# Good place to buy fish?



## PlantedNerd (Apr 6, 2013)

Hello, I thought this would be the place to ask if there were any good fish/pet stores that sell fish near York Region besides Big Al's and Petsmart. Was hoping to find a fish species that isn't terribly common. 

Thanks


----------



## xriddler (Feb 16, 2012)

petsmart is a no. for some reason i dont buy stock at pj's pets too. every time i go to the scarborough store i see ick in the tanks so its hard for me to grab fish even when there's a sale.

I like big als scarborough, its the corporate store and most of them seem more helpful. There are one or two guys that just dont care but most of the others care more for the fish than the sale. be careful too, some tanks do have ick, The chili rasboras tank there always has 10 or so fish that come down with ick. 
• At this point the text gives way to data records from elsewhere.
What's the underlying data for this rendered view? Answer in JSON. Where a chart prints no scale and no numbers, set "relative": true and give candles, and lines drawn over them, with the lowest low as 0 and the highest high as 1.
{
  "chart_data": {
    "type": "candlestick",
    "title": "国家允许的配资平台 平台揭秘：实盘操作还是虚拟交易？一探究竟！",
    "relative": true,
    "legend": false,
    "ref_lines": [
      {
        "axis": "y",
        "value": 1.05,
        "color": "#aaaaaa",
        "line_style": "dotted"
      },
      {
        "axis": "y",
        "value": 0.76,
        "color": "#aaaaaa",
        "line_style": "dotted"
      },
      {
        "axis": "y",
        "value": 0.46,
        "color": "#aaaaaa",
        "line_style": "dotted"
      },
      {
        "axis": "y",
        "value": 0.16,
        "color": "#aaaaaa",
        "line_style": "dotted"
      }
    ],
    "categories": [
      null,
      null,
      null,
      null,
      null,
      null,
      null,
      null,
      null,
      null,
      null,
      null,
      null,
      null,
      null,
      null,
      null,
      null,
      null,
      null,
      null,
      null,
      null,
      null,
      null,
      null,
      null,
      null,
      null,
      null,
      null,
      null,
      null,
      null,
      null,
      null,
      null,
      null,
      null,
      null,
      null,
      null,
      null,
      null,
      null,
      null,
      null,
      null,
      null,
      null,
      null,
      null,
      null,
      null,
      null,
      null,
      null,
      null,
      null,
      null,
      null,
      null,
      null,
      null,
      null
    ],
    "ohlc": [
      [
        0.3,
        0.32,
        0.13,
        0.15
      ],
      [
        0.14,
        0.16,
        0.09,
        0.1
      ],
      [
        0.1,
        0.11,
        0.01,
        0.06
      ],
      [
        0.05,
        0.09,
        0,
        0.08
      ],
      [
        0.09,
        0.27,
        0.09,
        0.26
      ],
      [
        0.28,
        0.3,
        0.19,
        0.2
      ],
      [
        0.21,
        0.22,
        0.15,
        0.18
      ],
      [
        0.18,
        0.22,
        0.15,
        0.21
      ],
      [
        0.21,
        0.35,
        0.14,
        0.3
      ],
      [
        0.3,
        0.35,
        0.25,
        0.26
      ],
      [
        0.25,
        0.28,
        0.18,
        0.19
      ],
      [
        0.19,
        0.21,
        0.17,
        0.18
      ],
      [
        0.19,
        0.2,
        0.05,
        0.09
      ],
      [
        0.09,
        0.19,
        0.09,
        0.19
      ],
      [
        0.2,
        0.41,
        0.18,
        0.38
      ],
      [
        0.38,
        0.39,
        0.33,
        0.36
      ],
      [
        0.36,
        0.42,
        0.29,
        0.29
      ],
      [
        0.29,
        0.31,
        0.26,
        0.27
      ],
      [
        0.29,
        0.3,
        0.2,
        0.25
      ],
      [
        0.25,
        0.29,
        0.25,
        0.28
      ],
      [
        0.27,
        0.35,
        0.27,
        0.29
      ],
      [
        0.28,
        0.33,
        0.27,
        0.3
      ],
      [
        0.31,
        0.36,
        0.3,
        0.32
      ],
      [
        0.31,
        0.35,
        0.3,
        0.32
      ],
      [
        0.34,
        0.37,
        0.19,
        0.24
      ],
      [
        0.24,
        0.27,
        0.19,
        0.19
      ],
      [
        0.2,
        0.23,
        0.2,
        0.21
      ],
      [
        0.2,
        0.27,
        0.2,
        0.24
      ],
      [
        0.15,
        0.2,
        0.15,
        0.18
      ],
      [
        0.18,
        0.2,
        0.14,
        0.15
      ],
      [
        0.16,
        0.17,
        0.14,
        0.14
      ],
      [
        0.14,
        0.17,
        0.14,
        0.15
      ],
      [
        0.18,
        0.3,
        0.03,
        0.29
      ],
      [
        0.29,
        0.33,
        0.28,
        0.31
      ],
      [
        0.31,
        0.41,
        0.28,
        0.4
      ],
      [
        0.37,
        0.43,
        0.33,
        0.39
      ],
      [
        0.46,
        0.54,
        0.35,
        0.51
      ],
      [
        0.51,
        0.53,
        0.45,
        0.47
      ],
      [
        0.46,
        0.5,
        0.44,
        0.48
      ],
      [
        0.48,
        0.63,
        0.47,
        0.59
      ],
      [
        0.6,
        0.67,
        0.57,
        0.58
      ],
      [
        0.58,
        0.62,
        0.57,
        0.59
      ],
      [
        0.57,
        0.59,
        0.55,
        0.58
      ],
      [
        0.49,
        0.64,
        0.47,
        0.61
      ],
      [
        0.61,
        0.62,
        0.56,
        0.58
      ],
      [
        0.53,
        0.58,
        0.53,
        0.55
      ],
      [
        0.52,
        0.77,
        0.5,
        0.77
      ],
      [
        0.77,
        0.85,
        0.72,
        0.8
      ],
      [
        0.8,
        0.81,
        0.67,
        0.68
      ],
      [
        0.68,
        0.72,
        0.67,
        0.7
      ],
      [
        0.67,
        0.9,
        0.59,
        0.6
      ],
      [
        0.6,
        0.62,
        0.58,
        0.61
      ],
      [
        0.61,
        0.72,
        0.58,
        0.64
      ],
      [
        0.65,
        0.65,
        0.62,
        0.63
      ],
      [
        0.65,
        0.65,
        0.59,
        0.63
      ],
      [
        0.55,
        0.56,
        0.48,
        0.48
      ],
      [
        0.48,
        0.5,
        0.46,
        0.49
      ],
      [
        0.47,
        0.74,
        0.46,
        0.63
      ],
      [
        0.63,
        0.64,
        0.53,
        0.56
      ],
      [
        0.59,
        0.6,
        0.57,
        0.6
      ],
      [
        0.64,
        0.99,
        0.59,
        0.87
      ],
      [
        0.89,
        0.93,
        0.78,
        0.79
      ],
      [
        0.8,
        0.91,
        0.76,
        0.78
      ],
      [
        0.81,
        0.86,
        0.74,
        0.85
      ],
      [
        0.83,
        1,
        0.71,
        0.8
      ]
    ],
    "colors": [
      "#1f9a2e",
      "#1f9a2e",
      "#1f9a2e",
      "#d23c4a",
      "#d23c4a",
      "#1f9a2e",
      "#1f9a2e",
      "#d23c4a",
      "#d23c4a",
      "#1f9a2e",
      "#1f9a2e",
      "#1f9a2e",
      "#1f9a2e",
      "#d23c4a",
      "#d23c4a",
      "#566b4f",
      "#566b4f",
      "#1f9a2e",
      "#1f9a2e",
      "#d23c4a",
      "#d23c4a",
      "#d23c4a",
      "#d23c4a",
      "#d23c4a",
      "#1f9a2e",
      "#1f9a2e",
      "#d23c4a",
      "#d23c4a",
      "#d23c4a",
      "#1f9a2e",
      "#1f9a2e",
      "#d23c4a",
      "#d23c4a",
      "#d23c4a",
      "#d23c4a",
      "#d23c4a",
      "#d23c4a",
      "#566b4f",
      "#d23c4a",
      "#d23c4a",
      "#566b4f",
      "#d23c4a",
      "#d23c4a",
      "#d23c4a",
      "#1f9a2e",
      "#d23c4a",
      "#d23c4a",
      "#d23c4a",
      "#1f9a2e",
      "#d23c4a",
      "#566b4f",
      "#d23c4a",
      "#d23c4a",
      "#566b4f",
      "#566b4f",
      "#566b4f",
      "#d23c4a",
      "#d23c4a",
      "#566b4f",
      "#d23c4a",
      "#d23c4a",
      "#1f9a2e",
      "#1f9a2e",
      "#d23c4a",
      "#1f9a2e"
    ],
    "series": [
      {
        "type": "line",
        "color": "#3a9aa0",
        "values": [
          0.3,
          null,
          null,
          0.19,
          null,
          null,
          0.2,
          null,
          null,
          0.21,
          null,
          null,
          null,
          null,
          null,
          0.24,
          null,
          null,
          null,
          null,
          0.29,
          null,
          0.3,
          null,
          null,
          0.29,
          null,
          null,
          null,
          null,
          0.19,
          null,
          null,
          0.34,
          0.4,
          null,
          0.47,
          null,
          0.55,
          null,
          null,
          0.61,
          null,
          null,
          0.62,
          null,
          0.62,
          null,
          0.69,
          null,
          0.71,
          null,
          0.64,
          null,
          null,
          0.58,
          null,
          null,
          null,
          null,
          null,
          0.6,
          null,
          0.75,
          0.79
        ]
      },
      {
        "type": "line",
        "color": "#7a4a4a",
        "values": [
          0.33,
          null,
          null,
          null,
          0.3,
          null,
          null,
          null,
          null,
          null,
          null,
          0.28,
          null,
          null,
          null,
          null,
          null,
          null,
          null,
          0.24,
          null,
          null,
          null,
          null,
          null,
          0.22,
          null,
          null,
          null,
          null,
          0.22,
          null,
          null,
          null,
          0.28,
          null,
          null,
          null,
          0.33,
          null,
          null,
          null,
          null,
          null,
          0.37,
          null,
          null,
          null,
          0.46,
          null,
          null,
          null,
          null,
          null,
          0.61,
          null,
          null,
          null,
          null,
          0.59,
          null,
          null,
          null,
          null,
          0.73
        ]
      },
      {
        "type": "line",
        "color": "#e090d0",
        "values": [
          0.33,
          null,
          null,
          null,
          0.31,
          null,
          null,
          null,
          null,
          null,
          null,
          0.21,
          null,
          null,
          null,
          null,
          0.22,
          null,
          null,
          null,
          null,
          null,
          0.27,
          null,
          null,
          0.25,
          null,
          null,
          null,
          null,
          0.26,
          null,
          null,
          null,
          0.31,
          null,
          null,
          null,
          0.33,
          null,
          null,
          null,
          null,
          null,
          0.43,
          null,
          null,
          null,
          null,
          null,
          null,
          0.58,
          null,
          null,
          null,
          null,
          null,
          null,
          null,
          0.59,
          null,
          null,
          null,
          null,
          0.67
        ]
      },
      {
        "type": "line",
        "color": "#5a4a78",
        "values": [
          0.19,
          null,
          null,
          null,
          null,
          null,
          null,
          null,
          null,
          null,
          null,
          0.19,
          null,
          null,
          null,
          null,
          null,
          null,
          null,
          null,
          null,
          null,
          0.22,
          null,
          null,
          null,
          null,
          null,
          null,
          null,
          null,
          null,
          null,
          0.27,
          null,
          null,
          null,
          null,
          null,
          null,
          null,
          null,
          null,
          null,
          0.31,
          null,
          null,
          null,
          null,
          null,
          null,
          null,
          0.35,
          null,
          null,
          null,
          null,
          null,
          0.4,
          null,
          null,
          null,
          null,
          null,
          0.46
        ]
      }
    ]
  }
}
if looking for smaller fish i like aquainspiration has nice stock sometimes and the tank seems really clean. i think dragon king at steeles has nice stock and pretty clean too, they specialize in discus i think. i have gotten cardinal tetras from them and they seem quite healthy and i saw their new cardinal tetra stock recently still looks nice and healthy/ clean system. Also its not on sale but still pretty cheap 25 dollars for 20 cardinals, $50 for 50.


----------



## Kimchi24 (Mar 22, 2013)

the Big Al's in North York has nice workers until you reach the fish room. The workers at the fish room seemed ticked off every time I asked a question.


----------



## ppaskova (Apr 27, 2010)

Kimchi24 said:


> the Big Al's in North York has nice workers until you reach the fish room. The workers at the fish room seemed ticked off every time I asked a question.


Believe it or not BA in North York considered the best one for fish stock from all other BAs. Fish room manager there is the best one and has 25+ years experience. Here is my personal statistics. Fish bought from other small LFS stores or from forum people 10% survived / 90 % dead. Fish bought from BA North York 85% Survived / 15% Dead


----------



## Jackson (Jan 30, 2009)

BA NY

Has some great staff and the fish room senior staff are great guys. I've known some of them for over 15 years and can't say one bad thing about them. 

Next time don't bother with one of the kids look and wait for one of the adults.


----------



## iBetta (Jun 19, 2011)

Jackson said:


> BA NY
> 
> Next time don't bother with one of the kids look and wait for one of the adults.


HAHAH AGREED. the NY BA fishroom managers are great (there's only one manager).....or rather the "adults" .

BA scarb has some more unique and rare stock from the other BAs i find though . i'd say always go local stores than chain if you're looking for a particular species that are harder to get. try "kowloon" (aquapets) on steeles and silver star bldv. most asian stores that are local carry some interesting stuff and are pretty cheap


----------



## Fishfur (Mar 4, 2012)

+1 for BA Scarb. They've always been good any time I've been there, and for the most part, livestock I've gotten there has done well. There is also Kim's Nature, on the NE corner of Major Mac and Hwy 48. It is a year round pond and plant shop, which has now gone into shrimp and fish other than gold fish. What used to be Frank's Aquarium shop moved in there, I believe, when he closed his store.

Though you may not find too much in the way of exotic fish there, the fish I have purchased there have done well for me. So far, no issues with any of them. I've had kuhli loaches, a couple of species of danios + one or two others from there and none have died mysteriously or brought anything nasty with them. One danio they gave me for free, as it was missing a gill cover. This left it with a big red 'hole' in the side of it's head, which was not very attractive, so I'd said I would not buy that one, but when they offered it for free, I figured it could not hurt. It is still alive and quite healthy several months later. The injury, however it happened, had healed cleanly some time before I brought it home.

Shrimp I got there have been sort of half 'n half. Some did fine, others did not, but since I live in Mississauga, it is always a long trip home for them, and I often wonder if that has something to do with ongoing survival of some species. Plus I've had problems with my landlord doing mulltiple pest control treatments and the tank with those shrimp may have been exposed, which may be why I lost many of them. 

Kim's usually has decent plants, most times I've been in, they've had a good variety, as well as a large assortment of mosses. Prices vary.. they've had some nice sales in the past on mosses.


----------